Your answer is incorrect. Try thinking of what happens at each junction, where the current can take multiple paths. At each of these points, the current out has to equal the current in. So there is 5A coming out of the top of the battery. 1A goes down through the square, so how much is left to travel through the wire between the top of the square square and the top circle? Of this, 2A flows through the top circle. So how much is left after the 2A flows through the top circle? All of this has to flow through N. Similarly, you can work backward from the bottom of the battery. 5A is flowing into the bottom of the battery. 1A is flowing in from the square, so how much is flowing through the wire between the bottom of M and the bottom of the square? You know 1A is coming from the bottom circle, so how much is coming through M?

3. Sep 7, 2015

### RelativeJosef

There are 4A remaining

2A remain

So N must have 2A, but I am still confused about M. I would think it to have 2A as well? Working backwards from the battery was something I did not think about. But since 1A comes back to the battery from the first square, an unknown amount leaves M, and then 1A comes back from the final branch.
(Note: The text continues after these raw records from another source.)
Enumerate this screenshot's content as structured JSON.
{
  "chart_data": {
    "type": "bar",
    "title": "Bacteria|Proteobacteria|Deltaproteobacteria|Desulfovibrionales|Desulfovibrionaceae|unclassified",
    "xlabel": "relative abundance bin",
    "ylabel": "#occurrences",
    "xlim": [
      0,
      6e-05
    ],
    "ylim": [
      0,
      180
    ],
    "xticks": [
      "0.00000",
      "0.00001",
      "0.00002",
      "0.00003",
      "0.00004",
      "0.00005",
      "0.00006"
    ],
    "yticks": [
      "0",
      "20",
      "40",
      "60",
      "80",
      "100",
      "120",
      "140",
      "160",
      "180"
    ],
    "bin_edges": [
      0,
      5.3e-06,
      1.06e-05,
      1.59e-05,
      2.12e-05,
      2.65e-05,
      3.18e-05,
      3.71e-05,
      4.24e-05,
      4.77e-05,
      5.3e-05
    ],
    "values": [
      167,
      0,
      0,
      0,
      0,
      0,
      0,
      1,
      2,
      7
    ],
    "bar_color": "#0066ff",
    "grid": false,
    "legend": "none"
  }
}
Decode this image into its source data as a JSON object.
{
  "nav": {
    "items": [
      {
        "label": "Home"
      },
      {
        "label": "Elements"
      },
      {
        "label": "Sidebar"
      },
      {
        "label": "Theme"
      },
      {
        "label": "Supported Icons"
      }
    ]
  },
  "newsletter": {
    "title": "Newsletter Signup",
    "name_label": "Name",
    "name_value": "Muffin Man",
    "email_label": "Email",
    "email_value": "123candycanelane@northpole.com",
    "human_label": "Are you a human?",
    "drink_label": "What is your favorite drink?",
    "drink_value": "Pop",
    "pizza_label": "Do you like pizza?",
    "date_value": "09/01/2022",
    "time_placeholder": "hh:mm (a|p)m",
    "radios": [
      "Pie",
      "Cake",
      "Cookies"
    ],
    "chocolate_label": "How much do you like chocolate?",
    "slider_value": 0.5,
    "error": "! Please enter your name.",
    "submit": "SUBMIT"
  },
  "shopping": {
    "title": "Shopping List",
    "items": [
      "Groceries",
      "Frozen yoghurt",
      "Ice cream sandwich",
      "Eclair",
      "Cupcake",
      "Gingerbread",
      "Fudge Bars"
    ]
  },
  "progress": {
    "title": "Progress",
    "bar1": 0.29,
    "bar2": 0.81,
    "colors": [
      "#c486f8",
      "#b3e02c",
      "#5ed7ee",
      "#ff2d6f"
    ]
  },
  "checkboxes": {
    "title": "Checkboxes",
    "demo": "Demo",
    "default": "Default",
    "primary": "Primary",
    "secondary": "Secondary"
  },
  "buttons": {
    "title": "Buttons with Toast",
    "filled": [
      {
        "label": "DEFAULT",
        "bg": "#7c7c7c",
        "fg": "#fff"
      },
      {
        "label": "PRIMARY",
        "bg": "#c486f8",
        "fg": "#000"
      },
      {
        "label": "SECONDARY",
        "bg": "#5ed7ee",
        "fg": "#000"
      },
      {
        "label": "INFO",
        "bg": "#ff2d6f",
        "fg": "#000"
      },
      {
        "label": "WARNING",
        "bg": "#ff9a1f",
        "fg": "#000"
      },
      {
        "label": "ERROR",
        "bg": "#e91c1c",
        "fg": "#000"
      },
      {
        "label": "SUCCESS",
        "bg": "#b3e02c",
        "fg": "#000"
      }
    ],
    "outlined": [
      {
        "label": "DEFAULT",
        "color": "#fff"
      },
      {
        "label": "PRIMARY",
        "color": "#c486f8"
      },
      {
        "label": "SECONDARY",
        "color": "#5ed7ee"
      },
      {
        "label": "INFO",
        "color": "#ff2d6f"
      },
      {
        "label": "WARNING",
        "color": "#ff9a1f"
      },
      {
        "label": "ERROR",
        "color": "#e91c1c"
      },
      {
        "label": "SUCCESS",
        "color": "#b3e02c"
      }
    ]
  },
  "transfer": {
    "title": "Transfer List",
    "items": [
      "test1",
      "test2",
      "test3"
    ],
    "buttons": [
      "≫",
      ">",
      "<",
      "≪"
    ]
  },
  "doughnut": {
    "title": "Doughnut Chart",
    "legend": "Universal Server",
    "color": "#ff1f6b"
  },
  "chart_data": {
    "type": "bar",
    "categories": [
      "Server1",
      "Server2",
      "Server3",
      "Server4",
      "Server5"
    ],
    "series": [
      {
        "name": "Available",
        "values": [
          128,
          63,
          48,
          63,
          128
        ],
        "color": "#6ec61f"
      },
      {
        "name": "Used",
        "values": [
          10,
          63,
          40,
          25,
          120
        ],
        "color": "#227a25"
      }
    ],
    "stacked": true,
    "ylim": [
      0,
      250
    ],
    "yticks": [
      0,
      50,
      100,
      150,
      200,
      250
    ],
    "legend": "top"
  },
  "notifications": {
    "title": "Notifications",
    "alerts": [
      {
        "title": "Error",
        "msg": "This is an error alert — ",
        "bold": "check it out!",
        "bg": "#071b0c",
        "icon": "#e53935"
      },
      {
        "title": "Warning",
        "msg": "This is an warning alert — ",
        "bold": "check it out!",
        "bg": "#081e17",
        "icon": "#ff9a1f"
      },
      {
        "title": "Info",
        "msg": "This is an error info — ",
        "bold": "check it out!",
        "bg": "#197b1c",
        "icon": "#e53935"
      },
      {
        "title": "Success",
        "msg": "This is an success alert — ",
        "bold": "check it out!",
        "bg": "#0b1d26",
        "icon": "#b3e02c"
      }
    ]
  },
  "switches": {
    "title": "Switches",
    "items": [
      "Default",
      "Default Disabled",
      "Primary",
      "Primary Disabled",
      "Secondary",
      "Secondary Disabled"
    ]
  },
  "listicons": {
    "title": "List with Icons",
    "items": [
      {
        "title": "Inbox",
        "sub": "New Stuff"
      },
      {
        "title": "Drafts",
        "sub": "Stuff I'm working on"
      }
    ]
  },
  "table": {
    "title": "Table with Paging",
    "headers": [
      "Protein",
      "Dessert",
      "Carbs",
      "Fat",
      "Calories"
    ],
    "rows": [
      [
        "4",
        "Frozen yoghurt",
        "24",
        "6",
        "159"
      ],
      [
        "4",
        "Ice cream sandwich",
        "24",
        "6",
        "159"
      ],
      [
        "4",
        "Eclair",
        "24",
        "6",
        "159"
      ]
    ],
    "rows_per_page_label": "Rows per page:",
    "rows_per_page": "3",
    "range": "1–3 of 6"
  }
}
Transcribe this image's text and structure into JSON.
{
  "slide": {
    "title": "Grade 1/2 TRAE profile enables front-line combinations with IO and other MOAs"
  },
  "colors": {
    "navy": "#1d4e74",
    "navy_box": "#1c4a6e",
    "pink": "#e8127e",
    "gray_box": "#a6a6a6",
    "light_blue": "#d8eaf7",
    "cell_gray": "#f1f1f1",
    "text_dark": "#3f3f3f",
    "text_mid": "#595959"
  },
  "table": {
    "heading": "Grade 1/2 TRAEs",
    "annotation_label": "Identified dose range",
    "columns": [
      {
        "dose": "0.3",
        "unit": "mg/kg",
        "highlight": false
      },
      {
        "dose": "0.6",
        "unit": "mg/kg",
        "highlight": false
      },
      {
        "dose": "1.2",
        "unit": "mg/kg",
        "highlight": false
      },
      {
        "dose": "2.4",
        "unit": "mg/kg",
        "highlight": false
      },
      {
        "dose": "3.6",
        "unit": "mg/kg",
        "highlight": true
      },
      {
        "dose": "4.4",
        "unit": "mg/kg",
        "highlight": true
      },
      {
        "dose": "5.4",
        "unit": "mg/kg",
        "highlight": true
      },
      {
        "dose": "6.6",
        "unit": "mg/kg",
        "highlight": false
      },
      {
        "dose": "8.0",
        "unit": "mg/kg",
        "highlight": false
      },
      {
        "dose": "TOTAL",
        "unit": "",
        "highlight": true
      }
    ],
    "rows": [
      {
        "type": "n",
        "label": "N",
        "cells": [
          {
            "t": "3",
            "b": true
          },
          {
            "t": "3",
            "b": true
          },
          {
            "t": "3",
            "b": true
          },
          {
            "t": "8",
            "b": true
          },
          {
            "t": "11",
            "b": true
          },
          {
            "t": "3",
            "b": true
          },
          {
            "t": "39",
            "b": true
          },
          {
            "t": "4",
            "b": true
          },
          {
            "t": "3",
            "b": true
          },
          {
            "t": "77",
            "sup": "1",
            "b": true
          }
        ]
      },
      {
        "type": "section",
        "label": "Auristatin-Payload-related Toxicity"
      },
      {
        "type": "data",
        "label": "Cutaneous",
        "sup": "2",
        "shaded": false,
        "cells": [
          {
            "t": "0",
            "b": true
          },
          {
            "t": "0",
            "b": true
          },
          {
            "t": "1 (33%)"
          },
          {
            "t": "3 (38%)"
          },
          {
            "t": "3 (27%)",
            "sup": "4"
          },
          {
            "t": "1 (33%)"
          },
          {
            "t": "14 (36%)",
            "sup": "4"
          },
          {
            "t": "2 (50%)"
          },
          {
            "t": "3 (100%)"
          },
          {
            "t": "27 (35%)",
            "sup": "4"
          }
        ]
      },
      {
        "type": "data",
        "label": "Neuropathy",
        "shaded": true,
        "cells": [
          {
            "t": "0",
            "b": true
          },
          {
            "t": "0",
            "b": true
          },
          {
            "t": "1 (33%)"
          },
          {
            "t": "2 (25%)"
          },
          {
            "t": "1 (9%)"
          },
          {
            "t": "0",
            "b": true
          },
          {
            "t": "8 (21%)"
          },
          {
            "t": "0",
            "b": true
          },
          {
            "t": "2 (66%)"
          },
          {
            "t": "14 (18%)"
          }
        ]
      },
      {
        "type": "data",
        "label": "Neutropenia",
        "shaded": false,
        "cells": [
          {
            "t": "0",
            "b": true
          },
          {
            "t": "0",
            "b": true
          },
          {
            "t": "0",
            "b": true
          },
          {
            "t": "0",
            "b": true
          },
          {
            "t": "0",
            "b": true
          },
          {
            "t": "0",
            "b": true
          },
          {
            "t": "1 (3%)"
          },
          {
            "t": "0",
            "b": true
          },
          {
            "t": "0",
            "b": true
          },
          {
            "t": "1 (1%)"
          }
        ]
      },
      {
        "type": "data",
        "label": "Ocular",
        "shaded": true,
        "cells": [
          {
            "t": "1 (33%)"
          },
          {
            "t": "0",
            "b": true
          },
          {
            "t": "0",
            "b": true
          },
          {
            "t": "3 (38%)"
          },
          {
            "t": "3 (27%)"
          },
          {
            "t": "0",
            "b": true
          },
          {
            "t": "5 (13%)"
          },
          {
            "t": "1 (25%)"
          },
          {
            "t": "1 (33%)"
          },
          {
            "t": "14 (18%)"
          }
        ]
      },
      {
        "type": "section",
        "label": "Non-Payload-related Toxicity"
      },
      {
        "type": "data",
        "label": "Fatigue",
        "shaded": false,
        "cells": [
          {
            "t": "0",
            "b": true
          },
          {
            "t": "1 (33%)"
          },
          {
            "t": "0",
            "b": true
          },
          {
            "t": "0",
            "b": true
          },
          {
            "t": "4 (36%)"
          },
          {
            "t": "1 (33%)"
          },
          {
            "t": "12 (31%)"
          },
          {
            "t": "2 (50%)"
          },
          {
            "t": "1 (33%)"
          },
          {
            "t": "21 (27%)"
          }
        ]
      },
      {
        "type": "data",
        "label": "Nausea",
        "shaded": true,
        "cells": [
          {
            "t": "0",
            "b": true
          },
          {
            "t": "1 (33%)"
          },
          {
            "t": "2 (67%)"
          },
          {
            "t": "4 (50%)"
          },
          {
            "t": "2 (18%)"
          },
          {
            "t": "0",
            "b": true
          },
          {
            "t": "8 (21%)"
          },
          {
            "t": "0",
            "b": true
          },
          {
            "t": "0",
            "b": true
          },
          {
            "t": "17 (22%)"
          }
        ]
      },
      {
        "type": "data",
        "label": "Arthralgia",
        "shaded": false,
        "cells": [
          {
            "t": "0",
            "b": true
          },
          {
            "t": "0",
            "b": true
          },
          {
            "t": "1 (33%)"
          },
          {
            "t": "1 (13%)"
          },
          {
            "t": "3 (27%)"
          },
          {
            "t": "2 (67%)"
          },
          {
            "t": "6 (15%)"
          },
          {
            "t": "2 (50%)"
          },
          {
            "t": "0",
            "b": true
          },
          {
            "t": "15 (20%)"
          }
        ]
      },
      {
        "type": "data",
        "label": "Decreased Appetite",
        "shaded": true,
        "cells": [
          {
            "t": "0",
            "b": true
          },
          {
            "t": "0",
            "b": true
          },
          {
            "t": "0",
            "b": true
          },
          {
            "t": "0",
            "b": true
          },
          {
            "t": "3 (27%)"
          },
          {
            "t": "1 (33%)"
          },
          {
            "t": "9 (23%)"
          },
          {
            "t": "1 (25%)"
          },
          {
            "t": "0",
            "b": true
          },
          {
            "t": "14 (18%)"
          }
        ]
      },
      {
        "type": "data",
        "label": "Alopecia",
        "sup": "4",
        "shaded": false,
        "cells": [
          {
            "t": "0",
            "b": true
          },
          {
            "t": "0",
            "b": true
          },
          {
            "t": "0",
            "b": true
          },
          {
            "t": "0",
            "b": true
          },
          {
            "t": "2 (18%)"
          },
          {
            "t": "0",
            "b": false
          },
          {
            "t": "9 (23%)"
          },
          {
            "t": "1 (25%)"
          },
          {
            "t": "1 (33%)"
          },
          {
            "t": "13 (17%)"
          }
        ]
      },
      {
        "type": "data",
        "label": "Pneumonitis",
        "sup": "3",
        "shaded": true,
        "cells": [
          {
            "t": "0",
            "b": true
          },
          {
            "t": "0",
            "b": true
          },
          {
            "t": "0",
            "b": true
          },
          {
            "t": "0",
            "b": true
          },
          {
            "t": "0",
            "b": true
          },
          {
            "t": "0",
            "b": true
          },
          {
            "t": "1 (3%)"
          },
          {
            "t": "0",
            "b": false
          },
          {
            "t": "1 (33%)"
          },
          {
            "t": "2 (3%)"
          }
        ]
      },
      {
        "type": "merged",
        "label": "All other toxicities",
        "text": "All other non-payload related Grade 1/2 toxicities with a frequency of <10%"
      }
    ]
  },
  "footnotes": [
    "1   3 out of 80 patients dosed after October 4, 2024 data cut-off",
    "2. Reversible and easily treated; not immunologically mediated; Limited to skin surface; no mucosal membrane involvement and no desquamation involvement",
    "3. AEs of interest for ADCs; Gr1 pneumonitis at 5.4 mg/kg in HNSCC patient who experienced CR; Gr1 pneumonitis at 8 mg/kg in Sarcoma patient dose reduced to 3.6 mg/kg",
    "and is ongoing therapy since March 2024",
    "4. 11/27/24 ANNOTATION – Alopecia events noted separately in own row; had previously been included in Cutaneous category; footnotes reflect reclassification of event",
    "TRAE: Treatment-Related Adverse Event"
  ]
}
This means M would have 3A? But how would the square above M have 2A and then it suddenly gains current to become 3A?

Thank you for your help, any more would be greatly appreciated.

4. Sep 8, 2015

### phyzguy

M has 3A like you said. It gains current because there is 1A flowing through the wire connecting N to M, and this 1A adds to the 2A flowing through the top circle to bring the current through M up to 3A. The lower right circles both have 1A.